# Now THIS is a mane!!



## smrobs (Jul 30, 2008)

Pure 100% natural with no extra care except the occasional brushing to get the knots out. Forgive the shorter patch in the middle, he wore it off on the fence last summer. This was after his very first ever bath with shampoo and conditioner. Suprisingly, he didn't mind having his head sprayed.

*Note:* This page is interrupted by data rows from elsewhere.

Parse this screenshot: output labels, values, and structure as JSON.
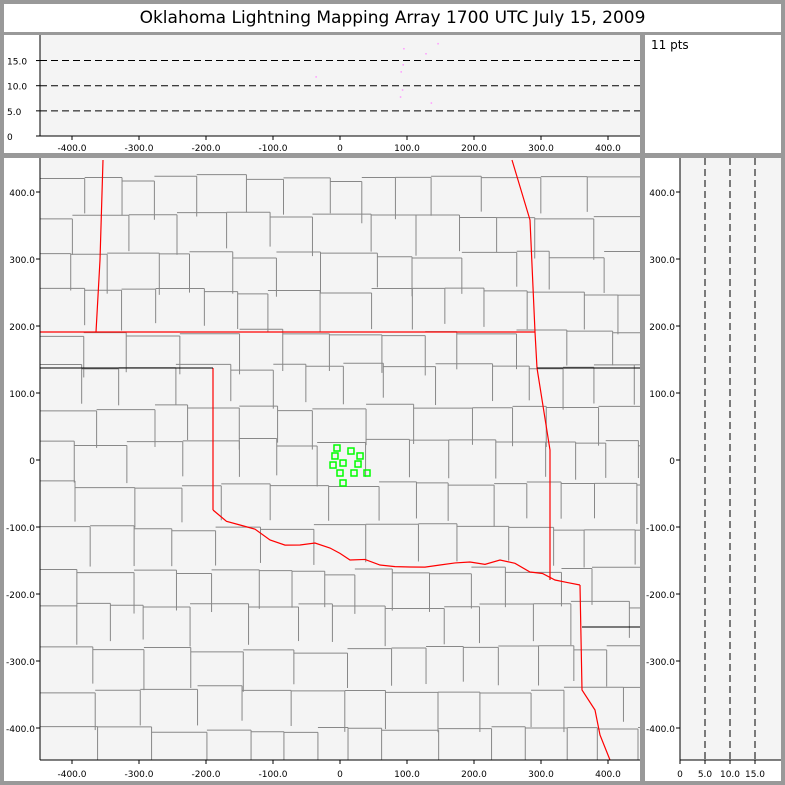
{
  "title": "Oklahoma Lightning Mapping Array   1700 UTC  July 15, 2009",
  "info": {
    "point_count": "11 pts"
  },
  "colors": {
    "background": "#f4f4f4",
    "frame": "#999999",
    "state_border": "#ff0000",
    "county_line": "#888888",
    "source_marker": "#00ff00",
    "altitude_marker": "#ff99ff"
  },
  "chart_data": [
    {
      "type": "scatter",
      "panel": "plan-view",
      "xlim": [
        -447,
        447
      ],
      "ylim": [
        -447,
        450
      ],
      "x_ticks": [
        "-400.0",
        "-300.0",
        "-200.0",
        "-100.0",
        "0",
        "100.0",
        "200.0",
        "300.0",
        "400.0"
      ],
      "y_ticks": [
        "400.0",
        "300.0",
        "200.0",
        "100.0",
        "0",
        "-100.0",
        "-200.0",
        "-300.0",
        "-400.0"
      ],
      "marker": "open-square",
      "points": [
        [
          -4.5,
          17.9
        ],
        [
          -7.5,
          6
        ],
        [
          16.4,
          13.4
        ],
        [
          29.9,
          6
        ],
        [
          -10.4,
          -7.5
        ],
        [
          4.5,
          -4.5
        ],
        [
          26.9,
          -6
        ],
        [
          0,
          -19.4
        ],
        [
          20.9,
          -19.4
        ],
        [
          40.3,
          -19.4
        ],
        [
          4.5,
          -34.3
        ]
      ]
    },
    {
      "type": "scatter",
      "panel": "east-west-vs-altitude",
      "xlim": [
        -447,
        447
      ],
      "ylim": [
        0,
        19
      ],
      "x_ticks": [
        "-400.0",
        "-300.0",
        "-200.0",
        "-100.0",
        "0",
        "100.0",
        "200.0",
        "300.0",
        "400.0"
      ],
      "y_ticks": [
        "15.0",
        "10.0",
        "5.0",
        "0"
      ],
      "dashed_gridlines": [
        5,
        10,
        15
      ],
      "points": [
        [
          95,
          17.4
        ],
        [
          146,
          18.4
        ],
        [
          128,
          16.4
        ],
        [
          94,
          14.2
        ],
        [
          91,
          12.8
        ],
        [
          -36,
          11.8
        ],
        [
          93,
          9.2
        ],
        [
          90,
          7.8
        ],
        [
          136,
          6.6
        ]
      ]
    },
    {
      "type": "scatter",
      "panel": "altitude-vs-north-south",
      "xlim": [
        0,
        20
      ],
      "ylim": [
        -447,
        450
      ],
      "x_ticks": [
        "0",
        "5.0",
        "10.0",
        "15.0"
      ],
      "y_ticks": [
        "400.0",
        "300.0",
        "200.0",
        "100.0",
        "0",
        "-100.0",
        "-200.0",
        "-300.0",
        "-400.0"
      ],
      "dashed_gridlines": [
        5,
        10,
        15
      ],
      "points": []
    }
  ]
}
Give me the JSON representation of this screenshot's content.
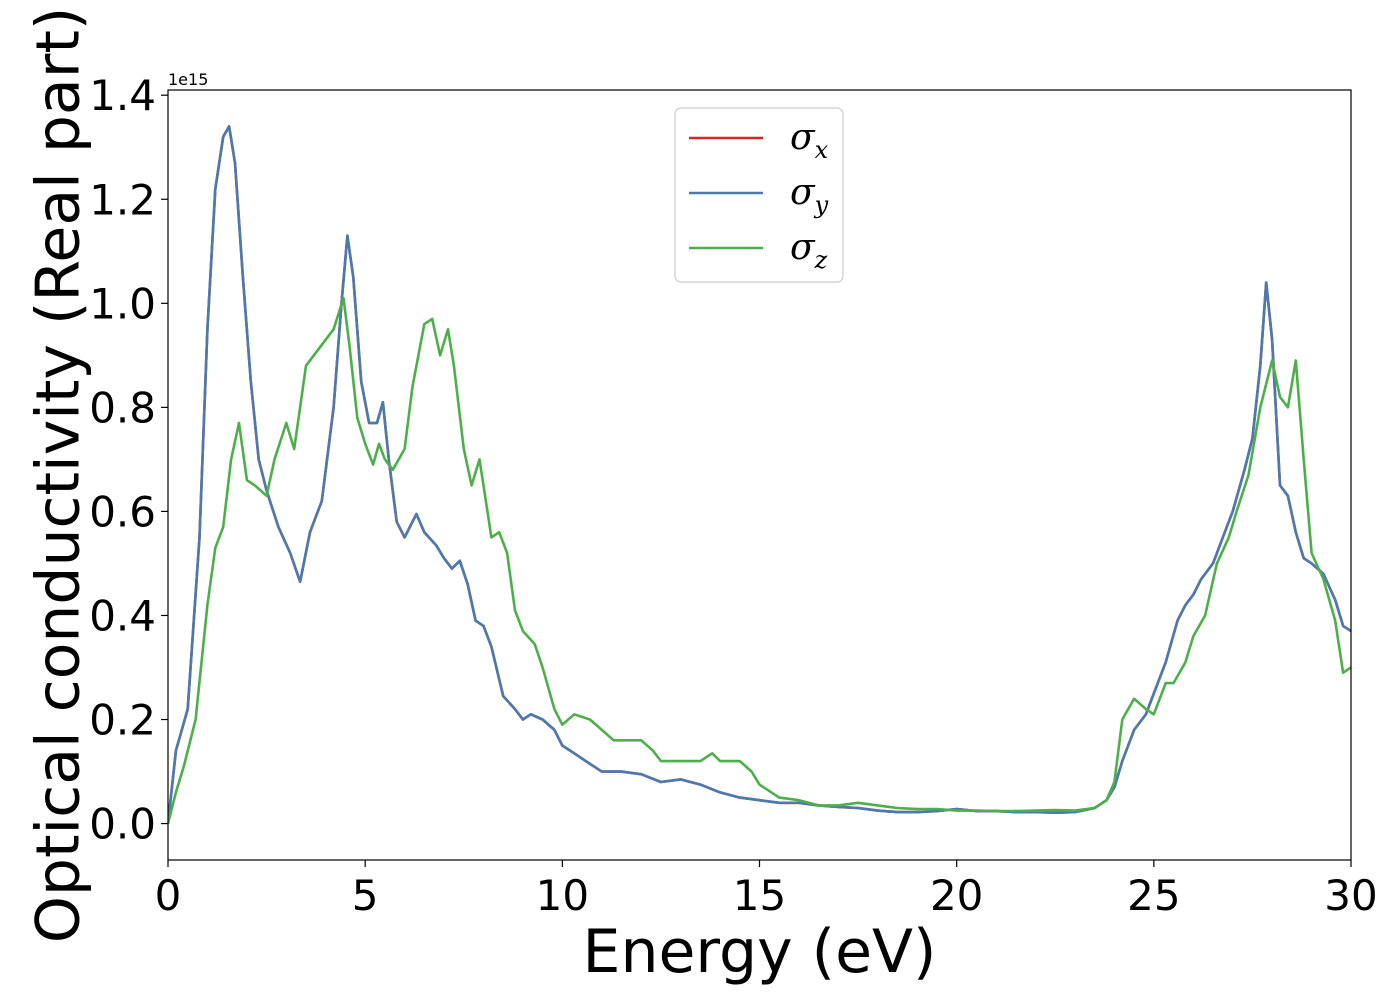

*please forgive his tubbyness, he has not been worked in several months*


----------



## DixiesPaintedNova (Nov 18, 2008)

he looks gorgeous.


----------



## ChingazMyBoy (Apr 16, 2009)

Very cute!  I love his mane!It looks very natural.


----------



## InspiredByHorses (Jul 19, 2009)

NICE mane


----------



## telstepien (Aug 14, 2009)

Love it! Its a shame he rubbed some out 
Theres no shame in adding product... Just a thought.


----------



## savvylover112 (Jul 17, 2009)

its so lovely xx


----------



## Gidji (Dec 19, 2008)

:O Love the mane. Wish my dumb-blood didn't rub his out all the time. I wash it, make sure its completely clean, do everything to make him stop rubbing and he doesn't.


----------



## AlmagroN (Jul 19, 2009)

i have to get you a good pic of my 2yr old fillie. her mane makes me cry.... and so does her tail. but he looks good. its a shame when they rub parts out. i have a 2yr old colt who keeps rubbing one part of his in the middle so theres a huge chunk that stants strait up! he looks like a dummy!


----------



## morganshow11 (Dec 19, 2008)

Gidji said:


> :O Love the mane. Wish my dumb-blood didn't rub his out all the time. I wash it, make sure its completely clean, do everything to make him stop rubbing and he doesn't.


 My old TB used to rub his mane off to. What i did was braid it and them wrap it in vet wrap so it cant get rubbed off, and it worked


----------



## Jillyann (Mar 31, 2009)

Pretty!!!


----------



## AussieDaisyGirl (May 21, 2009)

Very pretty! Although tubby isn't healthy - it's SO nice to see a filled out horse. Each time I look at Maggie I want to cry.


----------



## 1dog3cats17rodents (Dec 7, 2007)

What a mane!

My horse, well... if I pulled his mane he would be bald. I have NEVER met a horse with a thinner man! I use the cheater comb and I can shorten his entire mane in 5-10 cuts. The hair could fill a thimble! He's got a really good tail though, once it grows out more


----------



## RoCru (Jul 19, 2009)

That is one handsome guy! His mane is gorgeous!


----------



## smrobs (Jul 30, 2008)

Thanks you guys. 1dog, you are more than welcome to come steal some of his for your horse. It is so thick and heavy. The base of the mane is over 1 inch wide in places.....whew. I just wish it didn't split right down the middle and hang on both sides of his neck, but I'm working on that.

And Aussie, me and Koda are telepathically sending Maggie some of his tubbyness in hopes that she will be healthier soon.


----------